Gold prices in domestic commodity markets bounced back on Tuesday as equities fell globally and US crude Futures plunged.
On MCX, gold June futures were trading 286 points higher at 46,000 per 10 gm. Earlier, the gold MCX had touched an intraday high of 46,050.00 as against the last closing value of 45,714.
Internationally, gold prices were falling marginally amid rising dollar. Prospects of a pickup in manufacturing and a possible restart of activity in the US, also turned commodity investors cautious.
Signs that the spread of the coronavirus is being contained dampened demand for the safe haven asset, experts suggested.
Overseas, COMEX Gold futures was trading 0.08% or 1.30 points lower at the day's high of USD 1,700.30 per ounce. Ealrier COMEX gold closed at USD 1,701.60 per punce on Monday.

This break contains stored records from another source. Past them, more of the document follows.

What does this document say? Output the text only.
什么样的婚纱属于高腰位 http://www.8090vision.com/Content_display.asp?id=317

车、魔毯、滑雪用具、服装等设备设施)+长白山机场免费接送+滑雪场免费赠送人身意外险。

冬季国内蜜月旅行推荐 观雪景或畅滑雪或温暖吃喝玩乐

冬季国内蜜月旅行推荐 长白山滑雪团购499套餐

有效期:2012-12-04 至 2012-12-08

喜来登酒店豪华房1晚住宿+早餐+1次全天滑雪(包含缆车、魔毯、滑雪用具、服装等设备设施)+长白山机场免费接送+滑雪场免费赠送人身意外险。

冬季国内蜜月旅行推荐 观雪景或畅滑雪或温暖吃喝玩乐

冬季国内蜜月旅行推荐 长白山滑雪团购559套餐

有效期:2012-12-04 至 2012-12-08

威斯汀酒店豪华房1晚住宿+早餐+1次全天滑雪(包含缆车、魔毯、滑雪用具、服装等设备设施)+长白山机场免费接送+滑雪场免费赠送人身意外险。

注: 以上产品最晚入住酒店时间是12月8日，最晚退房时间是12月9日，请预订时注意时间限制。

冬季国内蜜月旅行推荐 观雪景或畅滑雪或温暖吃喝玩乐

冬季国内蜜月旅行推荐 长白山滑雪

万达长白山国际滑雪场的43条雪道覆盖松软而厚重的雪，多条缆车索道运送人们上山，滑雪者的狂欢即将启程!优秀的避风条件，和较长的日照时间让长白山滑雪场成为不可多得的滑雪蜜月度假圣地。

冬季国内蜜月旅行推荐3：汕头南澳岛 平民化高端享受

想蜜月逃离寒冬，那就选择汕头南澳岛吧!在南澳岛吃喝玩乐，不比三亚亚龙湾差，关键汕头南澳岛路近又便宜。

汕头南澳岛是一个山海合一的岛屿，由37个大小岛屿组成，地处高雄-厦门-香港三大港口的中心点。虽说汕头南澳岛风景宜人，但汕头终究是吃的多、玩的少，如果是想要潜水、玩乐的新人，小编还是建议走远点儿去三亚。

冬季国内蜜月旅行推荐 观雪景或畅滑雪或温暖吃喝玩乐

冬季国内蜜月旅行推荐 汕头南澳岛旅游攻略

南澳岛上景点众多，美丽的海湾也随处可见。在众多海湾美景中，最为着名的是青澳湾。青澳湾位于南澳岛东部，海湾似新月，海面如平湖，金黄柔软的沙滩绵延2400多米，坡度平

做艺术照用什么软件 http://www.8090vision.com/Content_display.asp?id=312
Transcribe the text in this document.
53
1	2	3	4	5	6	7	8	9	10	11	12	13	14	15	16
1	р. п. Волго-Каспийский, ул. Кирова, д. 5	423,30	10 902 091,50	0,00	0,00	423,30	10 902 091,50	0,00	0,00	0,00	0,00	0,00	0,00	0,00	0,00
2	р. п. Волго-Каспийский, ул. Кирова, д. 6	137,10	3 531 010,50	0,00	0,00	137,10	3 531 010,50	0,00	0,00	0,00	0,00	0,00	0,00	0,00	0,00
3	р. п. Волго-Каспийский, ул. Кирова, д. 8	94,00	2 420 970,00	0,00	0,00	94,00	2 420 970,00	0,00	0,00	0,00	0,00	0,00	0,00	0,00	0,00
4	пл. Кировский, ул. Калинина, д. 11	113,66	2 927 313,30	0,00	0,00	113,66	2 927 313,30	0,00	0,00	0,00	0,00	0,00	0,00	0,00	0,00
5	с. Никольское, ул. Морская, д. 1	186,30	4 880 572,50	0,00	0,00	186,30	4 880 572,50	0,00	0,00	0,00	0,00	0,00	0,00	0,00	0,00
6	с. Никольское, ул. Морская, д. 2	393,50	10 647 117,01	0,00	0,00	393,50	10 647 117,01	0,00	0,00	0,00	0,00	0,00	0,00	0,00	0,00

Equity markets worldwide turned red as US oil Futures collapsed to historic lows over low demand and storage facilities reaching their limits.
As gold is seen as a safe investment during volatile times, demand outlook for the precious metal looks quite strong, suggest commodity traders.
"A strong dollar and optimism that top economies will restart activities after the lockdown may hit demand for the commodity," said Hareesh V, Head Commodity Research at Geojit Financial Services.
Global recession worries and hopes of stimulus from central banks limited the downfall in bullion metal, he further added.
The coronavirus-induced lockdown worldwide has also caused substantial decline in oil market. US Crude oil fell to the lowest in more than two decades, as storage facilities to store crude were filled globally, insufficient to cope with plunging demand for the commodity.